Porcine Isolated Liver Perfusion for the Study of Ischemia Reperfusion Injury: A Systematic Review

    loading  Checking for direct PDF access through Ovid

Abstract

Background

Understanding ischemia reperfusion injury (IRI) is essential to further improve outcomes after liver transplantation (LT). Porcine isolated liver perfusion (ILP) is increasingly used to reproduce LT-associated IRI in a strictly controlled environment. However, whether ILP is a reliable substitute of LT was never validated.

Methods

We systematically reviewed the current experimental setups for ILP and parameters of interest reflecting IRI.

Results

Isolated liver perfusion was never compared with transplantation in animals. Considerable variability exists between setups, and comparative data are unavailable. Experience so far suggests that centrifugal pump(s) with continuous flow are preferred to reduce the risk of embolism. Hepatic outflow can be established by cannulation of the inferior vena cava or freely drained in an open bath. Whole blood at approximately 38°C, hematocrit of 20% or greater, and the presence of leukocytes to trigger inflammation is considered the optimal perfusate.

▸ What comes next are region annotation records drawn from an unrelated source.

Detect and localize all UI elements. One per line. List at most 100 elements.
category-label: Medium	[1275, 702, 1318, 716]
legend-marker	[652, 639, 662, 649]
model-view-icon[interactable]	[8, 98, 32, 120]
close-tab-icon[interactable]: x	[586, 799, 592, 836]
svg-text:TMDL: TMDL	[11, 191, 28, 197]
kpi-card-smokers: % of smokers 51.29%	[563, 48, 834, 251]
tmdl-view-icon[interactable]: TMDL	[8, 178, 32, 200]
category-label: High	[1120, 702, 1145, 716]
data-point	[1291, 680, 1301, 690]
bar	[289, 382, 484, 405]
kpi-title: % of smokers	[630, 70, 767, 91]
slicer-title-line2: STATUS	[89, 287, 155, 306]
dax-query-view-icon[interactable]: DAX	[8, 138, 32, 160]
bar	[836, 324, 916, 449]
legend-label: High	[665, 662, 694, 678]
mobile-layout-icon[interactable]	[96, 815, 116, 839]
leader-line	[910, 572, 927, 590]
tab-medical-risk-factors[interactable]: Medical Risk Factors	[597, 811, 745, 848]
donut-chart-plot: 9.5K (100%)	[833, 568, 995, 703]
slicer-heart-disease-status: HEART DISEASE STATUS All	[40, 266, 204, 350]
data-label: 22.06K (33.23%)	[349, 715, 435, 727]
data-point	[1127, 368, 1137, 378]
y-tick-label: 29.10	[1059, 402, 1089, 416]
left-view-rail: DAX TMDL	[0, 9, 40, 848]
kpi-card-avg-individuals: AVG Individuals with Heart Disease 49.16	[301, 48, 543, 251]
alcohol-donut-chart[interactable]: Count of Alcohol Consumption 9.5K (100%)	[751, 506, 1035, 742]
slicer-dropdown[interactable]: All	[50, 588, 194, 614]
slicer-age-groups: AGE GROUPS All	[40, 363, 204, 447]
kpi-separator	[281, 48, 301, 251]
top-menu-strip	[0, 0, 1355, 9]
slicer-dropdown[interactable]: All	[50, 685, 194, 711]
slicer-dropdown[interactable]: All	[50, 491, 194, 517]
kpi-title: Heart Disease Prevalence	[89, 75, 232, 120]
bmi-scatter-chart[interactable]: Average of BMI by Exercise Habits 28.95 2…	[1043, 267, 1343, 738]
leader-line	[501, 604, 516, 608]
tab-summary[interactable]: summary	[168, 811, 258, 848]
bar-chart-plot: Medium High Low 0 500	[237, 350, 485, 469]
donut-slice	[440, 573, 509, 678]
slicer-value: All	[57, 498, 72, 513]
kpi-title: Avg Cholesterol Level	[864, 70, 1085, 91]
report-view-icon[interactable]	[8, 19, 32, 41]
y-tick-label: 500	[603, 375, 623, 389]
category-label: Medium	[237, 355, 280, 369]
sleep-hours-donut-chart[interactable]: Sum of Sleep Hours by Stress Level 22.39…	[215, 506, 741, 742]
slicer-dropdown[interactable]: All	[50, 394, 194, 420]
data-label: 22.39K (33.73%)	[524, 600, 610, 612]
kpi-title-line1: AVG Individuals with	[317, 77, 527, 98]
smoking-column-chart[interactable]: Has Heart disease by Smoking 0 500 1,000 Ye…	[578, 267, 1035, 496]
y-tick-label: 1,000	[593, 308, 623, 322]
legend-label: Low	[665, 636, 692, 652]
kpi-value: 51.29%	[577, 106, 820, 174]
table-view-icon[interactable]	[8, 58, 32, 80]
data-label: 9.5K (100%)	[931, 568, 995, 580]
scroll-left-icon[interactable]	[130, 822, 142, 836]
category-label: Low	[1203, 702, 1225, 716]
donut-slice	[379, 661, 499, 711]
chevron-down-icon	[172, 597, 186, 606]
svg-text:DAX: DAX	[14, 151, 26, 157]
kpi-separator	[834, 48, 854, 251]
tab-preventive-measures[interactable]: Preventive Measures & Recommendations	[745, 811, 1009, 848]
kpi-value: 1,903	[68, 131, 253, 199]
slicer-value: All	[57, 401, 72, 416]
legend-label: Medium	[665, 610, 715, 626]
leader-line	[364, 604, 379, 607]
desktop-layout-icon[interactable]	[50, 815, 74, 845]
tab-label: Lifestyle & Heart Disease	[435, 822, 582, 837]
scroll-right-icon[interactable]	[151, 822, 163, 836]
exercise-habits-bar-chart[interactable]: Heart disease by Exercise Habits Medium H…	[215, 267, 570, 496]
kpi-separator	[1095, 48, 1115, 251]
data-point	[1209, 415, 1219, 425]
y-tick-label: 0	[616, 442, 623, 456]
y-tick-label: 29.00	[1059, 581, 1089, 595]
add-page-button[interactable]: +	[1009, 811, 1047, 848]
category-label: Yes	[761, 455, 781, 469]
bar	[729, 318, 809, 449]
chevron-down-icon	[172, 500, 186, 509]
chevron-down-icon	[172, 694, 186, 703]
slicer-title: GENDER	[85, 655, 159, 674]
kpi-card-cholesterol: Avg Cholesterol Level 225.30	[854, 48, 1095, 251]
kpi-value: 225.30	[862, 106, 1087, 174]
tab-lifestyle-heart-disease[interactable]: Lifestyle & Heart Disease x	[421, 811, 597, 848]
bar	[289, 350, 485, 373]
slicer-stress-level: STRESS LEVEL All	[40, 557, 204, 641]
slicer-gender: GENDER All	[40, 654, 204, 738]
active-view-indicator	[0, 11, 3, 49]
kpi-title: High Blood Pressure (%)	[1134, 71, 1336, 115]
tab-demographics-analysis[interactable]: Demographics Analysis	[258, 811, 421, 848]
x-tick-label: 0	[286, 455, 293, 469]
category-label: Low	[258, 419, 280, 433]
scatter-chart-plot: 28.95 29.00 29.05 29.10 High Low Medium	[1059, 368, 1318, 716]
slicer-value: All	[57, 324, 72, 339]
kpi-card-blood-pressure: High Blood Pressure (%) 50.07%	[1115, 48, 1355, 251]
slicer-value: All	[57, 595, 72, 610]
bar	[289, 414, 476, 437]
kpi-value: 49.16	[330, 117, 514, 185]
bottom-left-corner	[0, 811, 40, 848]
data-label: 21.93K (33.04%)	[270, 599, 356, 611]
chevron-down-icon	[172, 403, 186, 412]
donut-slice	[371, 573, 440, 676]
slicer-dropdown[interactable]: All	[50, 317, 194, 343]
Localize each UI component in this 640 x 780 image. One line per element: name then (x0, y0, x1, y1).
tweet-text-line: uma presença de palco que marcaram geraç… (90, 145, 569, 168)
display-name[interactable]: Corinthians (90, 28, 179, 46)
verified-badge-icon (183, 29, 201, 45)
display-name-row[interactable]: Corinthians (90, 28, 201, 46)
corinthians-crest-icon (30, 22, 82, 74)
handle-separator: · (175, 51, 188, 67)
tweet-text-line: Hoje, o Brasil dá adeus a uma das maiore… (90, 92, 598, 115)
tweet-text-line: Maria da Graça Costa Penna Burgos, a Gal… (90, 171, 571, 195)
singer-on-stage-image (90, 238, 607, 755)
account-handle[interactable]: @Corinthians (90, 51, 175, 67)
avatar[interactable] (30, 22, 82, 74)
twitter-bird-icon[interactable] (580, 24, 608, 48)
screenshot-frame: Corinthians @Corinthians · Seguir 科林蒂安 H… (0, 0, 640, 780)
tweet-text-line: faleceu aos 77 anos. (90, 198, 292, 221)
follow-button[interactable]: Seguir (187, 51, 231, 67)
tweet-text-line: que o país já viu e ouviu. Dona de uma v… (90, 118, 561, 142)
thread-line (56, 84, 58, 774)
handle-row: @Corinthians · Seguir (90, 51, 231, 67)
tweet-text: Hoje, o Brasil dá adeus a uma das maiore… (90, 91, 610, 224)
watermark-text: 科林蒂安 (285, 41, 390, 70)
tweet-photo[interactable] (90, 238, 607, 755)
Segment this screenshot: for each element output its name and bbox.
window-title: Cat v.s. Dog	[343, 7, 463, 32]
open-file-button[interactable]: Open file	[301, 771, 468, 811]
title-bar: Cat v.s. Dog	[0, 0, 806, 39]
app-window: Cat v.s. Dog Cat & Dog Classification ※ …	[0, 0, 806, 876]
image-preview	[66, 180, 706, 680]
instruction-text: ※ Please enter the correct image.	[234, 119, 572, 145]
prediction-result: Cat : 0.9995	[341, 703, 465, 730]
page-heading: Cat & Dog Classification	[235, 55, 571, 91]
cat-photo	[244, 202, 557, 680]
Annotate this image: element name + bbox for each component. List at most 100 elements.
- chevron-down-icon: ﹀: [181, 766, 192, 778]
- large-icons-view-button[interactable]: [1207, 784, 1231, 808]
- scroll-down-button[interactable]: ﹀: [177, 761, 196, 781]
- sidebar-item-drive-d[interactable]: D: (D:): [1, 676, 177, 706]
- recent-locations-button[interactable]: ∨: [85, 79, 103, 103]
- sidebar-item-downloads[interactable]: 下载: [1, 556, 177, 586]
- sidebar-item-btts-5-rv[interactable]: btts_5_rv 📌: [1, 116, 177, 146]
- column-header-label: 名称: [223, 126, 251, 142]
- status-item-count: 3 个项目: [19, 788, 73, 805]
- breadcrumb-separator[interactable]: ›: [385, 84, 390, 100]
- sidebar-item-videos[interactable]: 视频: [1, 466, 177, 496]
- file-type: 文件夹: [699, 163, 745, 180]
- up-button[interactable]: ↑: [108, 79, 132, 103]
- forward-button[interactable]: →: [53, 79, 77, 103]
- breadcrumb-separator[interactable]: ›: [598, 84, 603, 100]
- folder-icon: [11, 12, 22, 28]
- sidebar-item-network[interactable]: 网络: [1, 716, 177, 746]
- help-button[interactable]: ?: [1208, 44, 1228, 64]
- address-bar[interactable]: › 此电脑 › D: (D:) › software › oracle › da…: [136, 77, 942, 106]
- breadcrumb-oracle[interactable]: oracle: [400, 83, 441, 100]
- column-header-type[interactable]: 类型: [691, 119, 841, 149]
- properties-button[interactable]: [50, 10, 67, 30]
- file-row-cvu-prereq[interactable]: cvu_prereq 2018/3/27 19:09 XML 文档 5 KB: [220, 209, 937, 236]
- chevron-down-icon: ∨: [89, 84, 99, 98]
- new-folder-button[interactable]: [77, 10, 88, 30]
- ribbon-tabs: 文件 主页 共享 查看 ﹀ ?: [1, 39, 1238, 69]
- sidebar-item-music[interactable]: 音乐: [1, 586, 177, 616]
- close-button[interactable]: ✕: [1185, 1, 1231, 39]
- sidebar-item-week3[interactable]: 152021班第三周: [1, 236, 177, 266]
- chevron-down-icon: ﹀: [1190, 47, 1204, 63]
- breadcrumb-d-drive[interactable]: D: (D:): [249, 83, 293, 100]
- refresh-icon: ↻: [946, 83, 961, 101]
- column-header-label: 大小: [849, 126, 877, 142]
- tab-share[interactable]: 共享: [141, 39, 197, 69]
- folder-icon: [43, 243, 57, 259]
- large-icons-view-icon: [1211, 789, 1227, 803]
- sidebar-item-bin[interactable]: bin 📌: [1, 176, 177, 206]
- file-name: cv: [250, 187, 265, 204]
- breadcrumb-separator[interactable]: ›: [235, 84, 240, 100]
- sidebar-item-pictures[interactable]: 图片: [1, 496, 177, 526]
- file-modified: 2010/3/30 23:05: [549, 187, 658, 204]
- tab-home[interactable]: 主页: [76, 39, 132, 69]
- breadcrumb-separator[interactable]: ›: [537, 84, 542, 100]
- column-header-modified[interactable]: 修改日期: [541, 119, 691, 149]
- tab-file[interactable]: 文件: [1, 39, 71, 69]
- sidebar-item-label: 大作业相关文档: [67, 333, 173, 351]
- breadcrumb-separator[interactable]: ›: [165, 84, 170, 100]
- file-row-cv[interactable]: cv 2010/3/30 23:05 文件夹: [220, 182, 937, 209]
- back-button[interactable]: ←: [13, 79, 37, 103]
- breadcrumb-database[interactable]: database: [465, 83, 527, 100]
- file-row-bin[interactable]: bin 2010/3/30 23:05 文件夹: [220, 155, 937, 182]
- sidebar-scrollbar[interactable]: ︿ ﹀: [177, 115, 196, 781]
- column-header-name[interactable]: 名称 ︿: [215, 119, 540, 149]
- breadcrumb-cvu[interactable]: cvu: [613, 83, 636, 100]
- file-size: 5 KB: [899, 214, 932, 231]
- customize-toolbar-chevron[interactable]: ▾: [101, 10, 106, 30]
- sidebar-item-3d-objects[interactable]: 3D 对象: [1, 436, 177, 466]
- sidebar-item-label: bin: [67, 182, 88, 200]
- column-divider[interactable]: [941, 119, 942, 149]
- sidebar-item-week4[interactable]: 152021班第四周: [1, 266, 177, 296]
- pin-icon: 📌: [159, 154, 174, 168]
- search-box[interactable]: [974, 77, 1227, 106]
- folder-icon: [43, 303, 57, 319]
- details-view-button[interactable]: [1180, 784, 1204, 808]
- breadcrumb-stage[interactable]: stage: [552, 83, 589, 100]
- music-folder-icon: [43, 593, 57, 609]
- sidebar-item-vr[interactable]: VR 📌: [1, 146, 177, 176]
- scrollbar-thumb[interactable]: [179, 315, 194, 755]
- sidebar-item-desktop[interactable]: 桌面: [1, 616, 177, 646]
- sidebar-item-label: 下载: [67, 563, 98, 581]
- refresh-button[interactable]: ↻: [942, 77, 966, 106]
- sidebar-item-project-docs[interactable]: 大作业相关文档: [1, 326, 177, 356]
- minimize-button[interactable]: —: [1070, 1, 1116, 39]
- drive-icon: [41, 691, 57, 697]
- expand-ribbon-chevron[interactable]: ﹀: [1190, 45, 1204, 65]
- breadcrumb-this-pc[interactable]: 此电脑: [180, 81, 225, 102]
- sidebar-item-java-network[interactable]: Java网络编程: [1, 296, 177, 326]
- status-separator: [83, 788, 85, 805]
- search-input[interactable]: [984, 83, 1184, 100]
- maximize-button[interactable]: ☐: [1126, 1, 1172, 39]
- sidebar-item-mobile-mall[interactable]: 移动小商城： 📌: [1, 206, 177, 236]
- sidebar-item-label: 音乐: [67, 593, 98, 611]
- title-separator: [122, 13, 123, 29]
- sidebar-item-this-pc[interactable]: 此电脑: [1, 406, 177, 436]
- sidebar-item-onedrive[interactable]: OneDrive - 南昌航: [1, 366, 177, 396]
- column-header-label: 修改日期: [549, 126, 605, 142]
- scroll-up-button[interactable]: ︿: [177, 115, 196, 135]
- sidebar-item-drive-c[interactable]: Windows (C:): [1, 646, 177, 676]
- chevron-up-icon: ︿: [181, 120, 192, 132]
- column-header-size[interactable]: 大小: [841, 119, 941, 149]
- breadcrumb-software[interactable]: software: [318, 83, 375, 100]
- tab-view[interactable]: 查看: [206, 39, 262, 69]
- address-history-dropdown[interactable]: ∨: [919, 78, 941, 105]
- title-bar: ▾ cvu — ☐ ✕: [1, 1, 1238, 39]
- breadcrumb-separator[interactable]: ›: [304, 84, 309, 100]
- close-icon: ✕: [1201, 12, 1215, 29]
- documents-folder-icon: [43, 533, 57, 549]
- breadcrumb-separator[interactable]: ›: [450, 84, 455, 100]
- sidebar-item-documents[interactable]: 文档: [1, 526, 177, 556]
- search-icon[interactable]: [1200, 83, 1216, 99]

A number of parameters related to the 4 liver compartments (hepatocyte, cholangiocyte, endothelium, immune cells) are available; however, their significance and relation to clinical outcomes is not well described.

Conclusions

Porcine ILP provides a reproducible model to study early IRI events. As all models, it has its limitations. A standardization of the setup would allow comparison of data and progress in the field.